Understanding this history doesn’t change silver’s price. But it adds dimension to the story of a metal that has never been merely an industrial input or merely an investment thesis. It has always been both of those things and also something stranger — a material that seems to invite reflection, in every sense of the word.
The Bottom Line
Silver’s occult associations are ancient, global, and historically documented. They emerged from real properties of the metal — its color, reflectivity, antibacterial action, and monetary history — interpreted through the cosmological frameworks of successive civilizations. The silver bullet, the alchemical Luna, the Hermetic planetary correspondence: these are real chapters in intellectual history, not fringe inventions.

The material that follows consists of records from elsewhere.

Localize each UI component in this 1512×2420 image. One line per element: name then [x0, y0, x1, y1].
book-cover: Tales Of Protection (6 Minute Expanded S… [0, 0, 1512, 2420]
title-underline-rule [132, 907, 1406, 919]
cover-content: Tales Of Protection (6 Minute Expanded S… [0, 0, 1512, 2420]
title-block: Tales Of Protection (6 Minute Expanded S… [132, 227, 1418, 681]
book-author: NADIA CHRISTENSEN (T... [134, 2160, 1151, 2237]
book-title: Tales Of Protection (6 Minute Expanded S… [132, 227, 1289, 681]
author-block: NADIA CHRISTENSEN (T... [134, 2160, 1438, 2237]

What they are not is literally true. Silver does not ward off werewolves. Its price is not suppressed by a secret cabal. Understanding the difference between documented history and operative myth is the prerequisite for thinking clearly about any of it.
Sources
[1] F. Sherwood Taylor, The Alchemists: Founders of Modern Chemistry (Schuman, 1949). Primary reference for alchemical silver symbolism.
[2] Lynn Thorndike, A History of Magic and Experimental Science (Columbia University Press, 1923–1958, 8 vols.). Comprehensive survey of occult science including silver’s role in Hermetic tradition.
[3] Jay M. Smith, Monsters of the Gévaudan: The Making of a Beast (Harvard University Press, 2011). Historical analysis of the Beast of Gévaudan and the silver bullet legend.
[4] Commodity Futures Trading Commission (CFTC), “CFTC Closes Investigation Concerning Silver Markets,” September 25, 2013. cftc.gov
[5] Stacy Meichtry and Liam Moloney, “Deutsche Bank Agrees to Settle Silver Rigging Case,” Wall Street Journal, April 14, 2016.
[6] U.S. Geological Survey, “Mineral Commodity Summaries: Silver,” various years. (For silver’s antibacterial properties — documented in materials science literature.) usgs.gov
[7] Various news reports on the 2021 Silver Squeeze, January–February 2021. Reported in Bloomberg, Reuters, and the Wall Street Journal.